Wendy McRae-Owoeye, senior director of the OIDI and leader of the Administrative Fellows Program, said the initiative was developed in response to a goal in the University’s Diversity and Inclusion Action Plan, which calls for Brown to “promote hiring practices, professional development and mentorship programs that will increase the diversity of staff and further their careers, especially staff from historically underrepresented groups.” Through the program, fellows will be able to build upon their existing professional skills by acting as “intentional leaders around diversity and inclusion” in support of the University’s Diversity and Inclusion Action Plan, McRae-Owoeye said.
Fellows will participate in “workshops, lectures and meetings with senior leaders across campus … and people across campus that are making changes … to the services we provide to students,” McRae-Owoeye said.
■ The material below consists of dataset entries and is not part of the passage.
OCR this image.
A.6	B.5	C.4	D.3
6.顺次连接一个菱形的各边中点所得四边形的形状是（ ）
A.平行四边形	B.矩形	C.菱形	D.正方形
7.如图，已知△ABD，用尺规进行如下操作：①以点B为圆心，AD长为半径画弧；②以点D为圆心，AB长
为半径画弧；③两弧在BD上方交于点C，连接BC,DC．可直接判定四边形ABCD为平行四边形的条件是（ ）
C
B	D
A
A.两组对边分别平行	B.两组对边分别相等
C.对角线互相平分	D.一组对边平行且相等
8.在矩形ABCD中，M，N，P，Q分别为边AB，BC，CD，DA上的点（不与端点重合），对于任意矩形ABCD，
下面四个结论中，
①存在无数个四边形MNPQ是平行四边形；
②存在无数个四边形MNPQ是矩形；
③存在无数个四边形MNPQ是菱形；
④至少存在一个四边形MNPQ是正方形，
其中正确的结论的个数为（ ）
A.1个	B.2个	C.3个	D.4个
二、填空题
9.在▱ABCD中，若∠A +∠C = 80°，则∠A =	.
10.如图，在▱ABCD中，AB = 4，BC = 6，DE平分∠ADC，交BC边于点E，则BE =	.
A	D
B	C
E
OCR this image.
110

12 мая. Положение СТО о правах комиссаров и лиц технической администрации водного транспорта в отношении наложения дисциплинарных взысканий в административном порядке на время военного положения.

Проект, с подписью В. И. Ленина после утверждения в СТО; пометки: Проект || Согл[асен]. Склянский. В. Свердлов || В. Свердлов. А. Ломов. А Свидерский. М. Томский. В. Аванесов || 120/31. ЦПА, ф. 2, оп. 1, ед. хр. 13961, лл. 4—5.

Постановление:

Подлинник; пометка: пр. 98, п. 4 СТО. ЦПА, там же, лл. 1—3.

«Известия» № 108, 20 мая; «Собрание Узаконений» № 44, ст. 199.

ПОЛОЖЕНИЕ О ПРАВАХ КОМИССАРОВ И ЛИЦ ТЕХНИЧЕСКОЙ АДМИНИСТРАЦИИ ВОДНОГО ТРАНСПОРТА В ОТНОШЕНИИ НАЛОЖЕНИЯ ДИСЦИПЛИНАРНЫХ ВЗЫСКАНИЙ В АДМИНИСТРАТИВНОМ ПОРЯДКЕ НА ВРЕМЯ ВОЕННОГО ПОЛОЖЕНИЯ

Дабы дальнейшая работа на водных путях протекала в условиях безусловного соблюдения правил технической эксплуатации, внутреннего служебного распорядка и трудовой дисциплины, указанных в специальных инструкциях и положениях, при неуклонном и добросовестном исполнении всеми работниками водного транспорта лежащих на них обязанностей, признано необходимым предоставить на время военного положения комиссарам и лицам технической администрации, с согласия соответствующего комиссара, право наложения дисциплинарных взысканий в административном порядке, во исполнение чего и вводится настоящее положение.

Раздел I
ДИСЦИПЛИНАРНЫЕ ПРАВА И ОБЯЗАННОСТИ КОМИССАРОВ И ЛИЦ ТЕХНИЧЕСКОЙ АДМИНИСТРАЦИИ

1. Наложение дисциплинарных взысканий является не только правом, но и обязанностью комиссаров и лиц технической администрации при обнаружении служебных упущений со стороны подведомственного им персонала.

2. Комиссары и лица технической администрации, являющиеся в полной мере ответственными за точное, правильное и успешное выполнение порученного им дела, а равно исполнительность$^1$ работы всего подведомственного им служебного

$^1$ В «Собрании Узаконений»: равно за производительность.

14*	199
Fellows will meet with individuals like Eric Estes, vice president for campus life, and Kelly Garrett, program director of the LGBTQ Center, according to the fellowship’s schedule.
From June through August, fellows will also have the opportunity to pursue research, McRae-Owoeye said.
The program also works to encourage dialogue between staff members participating in the fellowship and their supervisors in their day-to-day work, McRae-Owoeye said. “The expectations of the supervisor is to take the time to be supportive and open and to learn from their fellow,” she said. “Often we have diversity and inclusion conversations but we tend to only have them with people that we know.”
The Administrative Fellows Program selected six fellows for this cycle: Laura Dobler, Tiffiney George, Khamden Soch, Melissa Nicholaus, Ramon Stern and Ana Wildman.
Ana Wildman, assistant director at the Population Studies and Training Center and current fellow said, “What’s really amazing about this program is that it is the first time since I have been at Brown that I have seen a program geared towards staff that involves development, mentoring and aligned resources … it is an opportunity to retain talent at Brown.”
Wildman also said she hopes the program can give her more insight on opportunities to build bridges between the greater Providence community and campus.
“I have a great number of immigrant friends who work in the periphery of the campus whose children will be attending college one day and Brown still feels really … unattainable,” Wildman said. “How do we welcome them into the campus, and how do we extend an arm out into the community so that Brown is not just this ivory tower?”
Khamden Soch, a grant and academic program coordinator and a fellow, said the program is an “instrumental” opportunity for staff members that are “under the radar” but excel in their work with their respective departments. “Building these connections and networks is invaluable,” he added.
McRae-Owoeye said the fellowship is slated to become an annual program with current fellows expected to become mentors in the next cycle. She is confident in the program’s ability to have a lasting effect on campus conversation around diversity and inclusion.
“As long as the University continues to intentionally dedicate resources, not only financial but also people resources — that’s when we will see change,” she said.